Lo può dire un cantante a un festival di musica leggera? C’è qualcosa di patetico nel negarlo, perché ritornano in mente i tempi in cui Battisti e Mogol fondarono l’etichetta “Acqua Azzurra” per contrapporre la musica disimpegnata e sentimentale all’ondata di impegno politico che stava egemonizzando i testi e le musiche di cantanti e gruppi. Ma ancora più indietro negli anni, c’era un ebreo comunista berlinese, Walter Benjamin, che propose in un congresso internazionale di scrittori antifascisti (erano tempi in cui gli intellettuali facevano cose del genere, invece di lamentarsi dello spoil system attuato dalla controparte politica) la politicizzazione dell’estetica: l’uso dell’arte per risvegliare le coscienze. Anni dopo Hannah Arendt avrebbe riproposto lo stesso tema, e cioè la necessità di mantenere viva la capacità di distinguere il bene dal male (la facoltà di giudizio) in un’epoca nella quale la banalizzazione della quotidianità e il prevalere della ragione strumentale e utilitaristica causano l’assopimento di questa capacità, sino a generare quella banalità del male che consiste nel non chiedersi se sia giusto o meno (al limite: ci si chiede se sia utile, o bello) un determinato comportamento.
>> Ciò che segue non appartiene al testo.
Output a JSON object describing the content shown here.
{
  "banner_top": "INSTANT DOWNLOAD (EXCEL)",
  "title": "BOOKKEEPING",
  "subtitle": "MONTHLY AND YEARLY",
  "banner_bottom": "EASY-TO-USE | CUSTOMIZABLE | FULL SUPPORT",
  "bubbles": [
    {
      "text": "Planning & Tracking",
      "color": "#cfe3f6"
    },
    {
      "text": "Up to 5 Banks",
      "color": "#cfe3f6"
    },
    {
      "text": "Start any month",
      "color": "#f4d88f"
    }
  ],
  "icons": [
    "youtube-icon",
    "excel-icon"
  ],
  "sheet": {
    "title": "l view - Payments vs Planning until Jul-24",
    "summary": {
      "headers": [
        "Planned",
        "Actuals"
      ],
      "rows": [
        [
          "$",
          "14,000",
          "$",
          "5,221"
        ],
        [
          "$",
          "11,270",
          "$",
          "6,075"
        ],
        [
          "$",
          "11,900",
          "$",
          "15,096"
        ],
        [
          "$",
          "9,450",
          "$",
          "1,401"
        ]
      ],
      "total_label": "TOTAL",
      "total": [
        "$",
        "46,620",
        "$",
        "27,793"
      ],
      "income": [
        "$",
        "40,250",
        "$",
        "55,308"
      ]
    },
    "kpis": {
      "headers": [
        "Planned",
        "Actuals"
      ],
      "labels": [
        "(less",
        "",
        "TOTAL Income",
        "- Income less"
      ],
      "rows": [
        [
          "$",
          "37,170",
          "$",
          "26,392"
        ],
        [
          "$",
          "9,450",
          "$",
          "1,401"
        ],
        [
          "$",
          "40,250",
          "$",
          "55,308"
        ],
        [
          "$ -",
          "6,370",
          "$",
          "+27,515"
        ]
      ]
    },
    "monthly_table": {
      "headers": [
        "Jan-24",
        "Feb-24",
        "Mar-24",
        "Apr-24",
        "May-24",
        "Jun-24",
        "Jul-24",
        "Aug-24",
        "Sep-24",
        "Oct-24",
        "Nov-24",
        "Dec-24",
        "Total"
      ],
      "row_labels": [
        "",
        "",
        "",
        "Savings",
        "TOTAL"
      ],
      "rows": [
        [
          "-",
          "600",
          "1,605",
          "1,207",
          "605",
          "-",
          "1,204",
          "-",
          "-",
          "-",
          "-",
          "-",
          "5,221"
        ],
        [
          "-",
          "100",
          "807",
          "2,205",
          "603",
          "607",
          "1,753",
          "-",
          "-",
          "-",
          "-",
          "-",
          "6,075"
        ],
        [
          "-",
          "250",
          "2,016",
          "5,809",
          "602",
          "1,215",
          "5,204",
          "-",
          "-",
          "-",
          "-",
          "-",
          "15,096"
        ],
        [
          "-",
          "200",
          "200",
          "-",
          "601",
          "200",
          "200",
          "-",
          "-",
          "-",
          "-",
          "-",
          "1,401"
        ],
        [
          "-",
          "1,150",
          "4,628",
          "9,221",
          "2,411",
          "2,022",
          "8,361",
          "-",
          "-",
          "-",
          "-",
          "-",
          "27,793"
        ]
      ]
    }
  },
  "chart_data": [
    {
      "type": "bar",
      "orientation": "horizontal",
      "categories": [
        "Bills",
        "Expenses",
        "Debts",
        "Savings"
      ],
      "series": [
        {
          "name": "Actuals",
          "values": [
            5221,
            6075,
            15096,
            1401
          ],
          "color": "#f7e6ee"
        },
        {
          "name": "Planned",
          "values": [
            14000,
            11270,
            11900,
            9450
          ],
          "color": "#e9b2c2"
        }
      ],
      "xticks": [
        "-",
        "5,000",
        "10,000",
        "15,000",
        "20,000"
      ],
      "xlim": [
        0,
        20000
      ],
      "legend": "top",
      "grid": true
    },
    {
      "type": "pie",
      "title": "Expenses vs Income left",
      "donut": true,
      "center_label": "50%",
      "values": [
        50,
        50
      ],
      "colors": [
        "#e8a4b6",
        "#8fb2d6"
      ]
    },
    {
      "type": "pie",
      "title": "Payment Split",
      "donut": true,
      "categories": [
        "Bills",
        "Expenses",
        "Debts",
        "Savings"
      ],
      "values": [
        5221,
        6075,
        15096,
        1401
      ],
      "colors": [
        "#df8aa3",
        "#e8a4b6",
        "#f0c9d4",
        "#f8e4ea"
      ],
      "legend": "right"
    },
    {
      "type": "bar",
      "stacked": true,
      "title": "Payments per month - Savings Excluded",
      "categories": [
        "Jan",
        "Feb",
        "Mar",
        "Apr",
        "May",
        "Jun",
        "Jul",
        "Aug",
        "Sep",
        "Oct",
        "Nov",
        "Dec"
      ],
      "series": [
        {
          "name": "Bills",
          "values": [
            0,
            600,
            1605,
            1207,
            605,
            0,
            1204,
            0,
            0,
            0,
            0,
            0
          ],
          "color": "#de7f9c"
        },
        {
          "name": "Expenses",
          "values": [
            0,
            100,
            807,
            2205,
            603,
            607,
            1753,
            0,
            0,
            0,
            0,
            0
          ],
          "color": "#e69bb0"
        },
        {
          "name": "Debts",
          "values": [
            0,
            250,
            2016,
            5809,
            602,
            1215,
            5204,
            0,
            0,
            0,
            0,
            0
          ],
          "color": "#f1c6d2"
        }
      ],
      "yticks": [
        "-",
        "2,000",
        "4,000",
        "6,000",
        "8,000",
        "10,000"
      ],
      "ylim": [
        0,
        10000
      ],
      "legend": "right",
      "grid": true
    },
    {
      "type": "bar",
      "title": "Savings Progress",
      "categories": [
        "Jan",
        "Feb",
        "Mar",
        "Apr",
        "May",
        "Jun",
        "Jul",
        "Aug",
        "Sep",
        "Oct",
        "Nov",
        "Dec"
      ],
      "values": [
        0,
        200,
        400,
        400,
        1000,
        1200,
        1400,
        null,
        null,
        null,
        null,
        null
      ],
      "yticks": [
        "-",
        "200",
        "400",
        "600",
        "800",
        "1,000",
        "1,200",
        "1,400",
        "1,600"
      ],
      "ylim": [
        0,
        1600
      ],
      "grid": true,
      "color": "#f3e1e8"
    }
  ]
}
È quella banalizzazione cui ci stiamo abituando nel considerare le guerre in corso con spirito da ultras, o come male necessario ma utile; senza peraltro mettere in discussione, a fronte dell’immane macello al limite del genocidio attuato, la pochezza dei risultati ottenuti dal governo israeliano.
Ghali, al contrario dei suoi linciatori, una coscienza civile e morale ce l’ha: lo ha dimostrato lo scorso anno, donando la lancia Bayna (stesso nome della canzone in arabo cantata a Sanremo il 9 febbraio) a Mediterranea.
Ghali ha tutto il diritto di dire quel che pensa – così come ha il diritto di triggerare lз razzistз cantando “Italiano vero” –, soprattutto se le sue parole sono queste:
Continua questa politica del terrore, e non va bene. La gente ha sempre più paura di dire “stop alla guerra” e “stop al genocidio”. Le persone sentono che perdono qualcosa se dicono “viva la pace”, non deve succedere questo. Ci sono i bambini di mezzo: io da bambino sognavo e ieri sono arrivato quarto a Sanremo. Quei bambini stanno morendo, chissà quante star, quanti dottori, quanti geni ci sono tra loro.
Ascoltandole, mi sono ricordato di altre parole, che io stesso tradussi 25 anni fa; sono andato a ricercarle, eccole:
Un giorno ho pensato – un giorno memorabile, il giorno in cui mi assegnarono il premio Nobel: chissà quanti geni che avrebbero potuto salvare il mondo; geni che avrebbero potuto trovare la cura dell’AIDS, che avrebbero potuto scrivere un poema contro la fame, l’umiliazione; qualcuno che avrebbe forse trovato la cura per il cancro. Chissà quanti bambini futuri geni, redentori della società, sono stati uccisi all’età di dieci anni, o di tre.
Era il 5 settembre 1989, a pronunciare queste frasi era Elie Wiesel (nella presentazione del suo romanzo L’oublié, a Parigi). Non poteva sapere che l’esercito israeliano avrebbe, un giorno, programmato un algoritmo per consentire a un razzo di uccidere una bambina di tre anni senza alcuno scrupolo morale.